Having a weaker currency means that UK goods are cheaper to export for people purchasing them from overseas. Carney also said that the financial system in the UK was definitely in a good place to deal with any shocks that the turbulent world markets might throw at it. He went on to say that all nine members of the MPC were of the firm belief that the next change to interest rates would see them increase.
He was questioned about his statement last year that the decision to raise interest rates would "come into sharper relief" at the beginning of this year. The governor went on to say that the decision to leave interest rates at the same level was an "easy one"
"Now is not the time to raise interest rates... the economy is using up slack but there is still a bit more to be done there and core inflation, while it's picked up, hasn't picked up quite enough."
Carney continued by saying that he believed it would be possible for the Bank to meet its target for inflation within the next two years. Even though the Consumer Price Index will continue to be affected by falling commodity prices.

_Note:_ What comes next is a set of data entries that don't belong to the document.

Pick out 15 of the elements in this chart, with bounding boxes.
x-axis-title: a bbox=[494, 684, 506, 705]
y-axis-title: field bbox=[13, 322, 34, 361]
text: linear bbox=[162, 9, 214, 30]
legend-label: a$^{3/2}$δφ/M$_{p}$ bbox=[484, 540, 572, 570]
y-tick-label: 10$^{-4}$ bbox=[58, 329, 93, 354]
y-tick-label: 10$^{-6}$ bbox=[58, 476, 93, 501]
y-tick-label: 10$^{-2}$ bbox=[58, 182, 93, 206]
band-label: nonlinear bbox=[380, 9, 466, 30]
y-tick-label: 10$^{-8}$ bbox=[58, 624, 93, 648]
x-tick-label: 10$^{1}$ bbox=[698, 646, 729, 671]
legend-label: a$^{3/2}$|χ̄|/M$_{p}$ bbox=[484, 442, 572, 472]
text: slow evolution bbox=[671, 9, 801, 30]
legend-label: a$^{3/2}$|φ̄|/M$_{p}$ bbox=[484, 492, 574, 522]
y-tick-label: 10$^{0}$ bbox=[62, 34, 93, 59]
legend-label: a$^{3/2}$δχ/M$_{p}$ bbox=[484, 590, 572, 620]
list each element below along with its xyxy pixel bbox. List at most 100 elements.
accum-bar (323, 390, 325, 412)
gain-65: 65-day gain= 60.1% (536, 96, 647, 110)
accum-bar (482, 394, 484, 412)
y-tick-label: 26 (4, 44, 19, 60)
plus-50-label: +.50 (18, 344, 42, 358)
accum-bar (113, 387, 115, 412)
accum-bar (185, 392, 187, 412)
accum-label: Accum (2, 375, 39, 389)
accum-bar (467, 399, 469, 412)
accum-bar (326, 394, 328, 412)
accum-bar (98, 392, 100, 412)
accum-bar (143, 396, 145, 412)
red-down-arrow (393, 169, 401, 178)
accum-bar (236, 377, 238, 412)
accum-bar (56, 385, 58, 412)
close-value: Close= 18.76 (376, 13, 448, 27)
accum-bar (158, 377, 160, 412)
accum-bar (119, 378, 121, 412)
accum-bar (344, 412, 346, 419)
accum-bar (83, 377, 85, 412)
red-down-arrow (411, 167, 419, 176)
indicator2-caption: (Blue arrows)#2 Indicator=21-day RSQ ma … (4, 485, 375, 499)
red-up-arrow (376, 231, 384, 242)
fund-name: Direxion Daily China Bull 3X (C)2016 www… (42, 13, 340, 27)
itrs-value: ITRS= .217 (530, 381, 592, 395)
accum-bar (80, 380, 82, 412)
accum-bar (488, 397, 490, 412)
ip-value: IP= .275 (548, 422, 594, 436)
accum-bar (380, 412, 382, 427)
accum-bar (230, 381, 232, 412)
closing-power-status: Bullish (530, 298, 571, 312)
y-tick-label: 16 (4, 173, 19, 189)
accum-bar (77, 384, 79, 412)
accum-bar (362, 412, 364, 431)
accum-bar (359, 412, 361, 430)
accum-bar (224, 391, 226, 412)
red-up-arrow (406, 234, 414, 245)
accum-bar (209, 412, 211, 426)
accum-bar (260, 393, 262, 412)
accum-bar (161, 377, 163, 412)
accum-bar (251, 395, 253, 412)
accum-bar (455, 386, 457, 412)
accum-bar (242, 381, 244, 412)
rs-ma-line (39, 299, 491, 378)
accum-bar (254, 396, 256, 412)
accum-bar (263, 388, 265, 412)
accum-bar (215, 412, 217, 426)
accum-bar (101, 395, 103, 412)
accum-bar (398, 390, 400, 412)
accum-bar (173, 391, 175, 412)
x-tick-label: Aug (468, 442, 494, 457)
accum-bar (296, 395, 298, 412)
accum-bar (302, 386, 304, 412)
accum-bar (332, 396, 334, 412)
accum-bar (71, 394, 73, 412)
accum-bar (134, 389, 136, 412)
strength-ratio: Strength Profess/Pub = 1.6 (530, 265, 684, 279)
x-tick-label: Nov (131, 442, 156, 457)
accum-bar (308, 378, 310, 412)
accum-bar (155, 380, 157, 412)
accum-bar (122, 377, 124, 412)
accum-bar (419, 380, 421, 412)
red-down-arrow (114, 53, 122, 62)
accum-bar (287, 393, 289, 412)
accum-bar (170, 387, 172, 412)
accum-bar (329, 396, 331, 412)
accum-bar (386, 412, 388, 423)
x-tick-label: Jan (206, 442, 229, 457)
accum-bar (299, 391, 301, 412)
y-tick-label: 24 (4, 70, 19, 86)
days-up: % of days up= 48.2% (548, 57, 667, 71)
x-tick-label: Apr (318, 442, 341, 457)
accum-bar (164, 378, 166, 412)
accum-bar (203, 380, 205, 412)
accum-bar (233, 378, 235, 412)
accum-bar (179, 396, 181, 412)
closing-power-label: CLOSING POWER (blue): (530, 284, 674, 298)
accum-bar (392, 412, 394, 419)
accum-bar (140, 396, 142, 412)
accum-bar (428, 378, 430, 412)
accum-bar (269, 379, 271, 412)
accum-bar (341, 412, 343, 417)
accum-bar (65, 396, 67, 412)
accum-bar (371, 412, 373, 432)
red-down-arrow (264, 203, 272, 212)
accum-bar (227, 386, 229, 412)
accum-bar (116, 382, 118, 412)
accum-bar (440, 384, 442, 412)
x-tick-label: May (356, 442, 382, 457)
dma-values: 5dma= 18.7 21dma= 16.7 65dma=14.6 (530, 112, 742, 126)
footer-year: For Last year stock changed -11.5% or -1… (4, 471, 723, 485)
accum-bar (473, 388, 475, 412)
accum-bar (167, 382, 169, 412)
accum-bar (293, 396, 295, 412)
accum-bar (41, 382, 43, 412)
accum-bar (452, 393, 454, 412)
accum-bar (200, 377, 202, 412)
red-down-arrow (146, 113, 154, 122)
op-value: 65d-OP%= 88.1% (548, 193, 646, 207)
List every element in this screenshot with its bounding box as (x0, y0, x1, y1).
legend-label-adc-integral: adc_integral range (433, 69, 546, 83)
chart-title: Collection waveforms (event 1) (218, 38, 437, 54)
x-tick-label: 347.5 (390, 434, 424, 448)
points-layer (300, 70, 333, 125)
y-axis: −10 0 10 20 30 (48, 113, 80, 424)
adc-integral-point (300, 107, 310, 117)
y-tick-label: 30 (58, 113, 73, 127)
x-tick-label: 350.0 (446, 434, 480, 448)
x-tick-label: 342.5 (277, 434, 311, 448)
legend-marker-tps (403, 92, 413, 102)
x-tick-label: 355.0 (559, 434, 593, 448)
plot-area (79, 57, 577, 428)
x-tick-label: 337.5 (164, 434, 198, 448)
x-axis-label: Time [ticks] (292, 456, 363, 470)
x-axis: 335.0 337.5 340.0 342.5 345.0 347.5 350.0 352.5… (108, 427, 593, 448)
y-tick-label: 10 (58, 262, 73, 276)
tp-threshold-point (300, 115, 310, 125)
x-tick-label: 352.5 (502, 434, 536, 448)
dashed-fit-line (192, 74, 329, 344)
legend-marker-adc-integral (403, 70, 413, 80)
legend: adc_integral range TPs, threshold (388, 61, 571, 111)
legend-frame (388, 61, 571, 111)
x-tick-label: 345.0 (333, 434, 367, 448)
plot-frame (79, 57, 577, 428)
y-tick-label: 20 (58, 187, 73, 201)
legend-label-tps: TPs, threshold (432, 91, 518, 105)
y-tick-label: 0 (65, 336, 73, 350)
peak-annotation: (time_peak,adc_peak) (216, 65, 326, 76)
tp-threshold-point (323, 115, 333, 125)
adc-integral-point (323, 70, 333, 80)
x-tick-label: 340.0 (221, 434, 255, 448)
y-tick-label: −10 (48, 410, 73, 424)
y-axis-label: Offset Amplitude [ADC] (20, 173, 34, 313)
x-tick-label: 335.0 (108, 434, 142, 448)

"Despite the slightly weaker near-term outlook, the MPC expects inflation to return to the target in around two years' time. The drags from energy and utility prices, and from the prices of imported non-energy goods and services, are expected to diminish, in the absence of further downside shocks. Also, the MPC's judgement is that, were Bank Rate to follow the very gradually rising path implied by market yields, the remaining slack in the economy will be used up during 2016 and domestic cost pressures will build."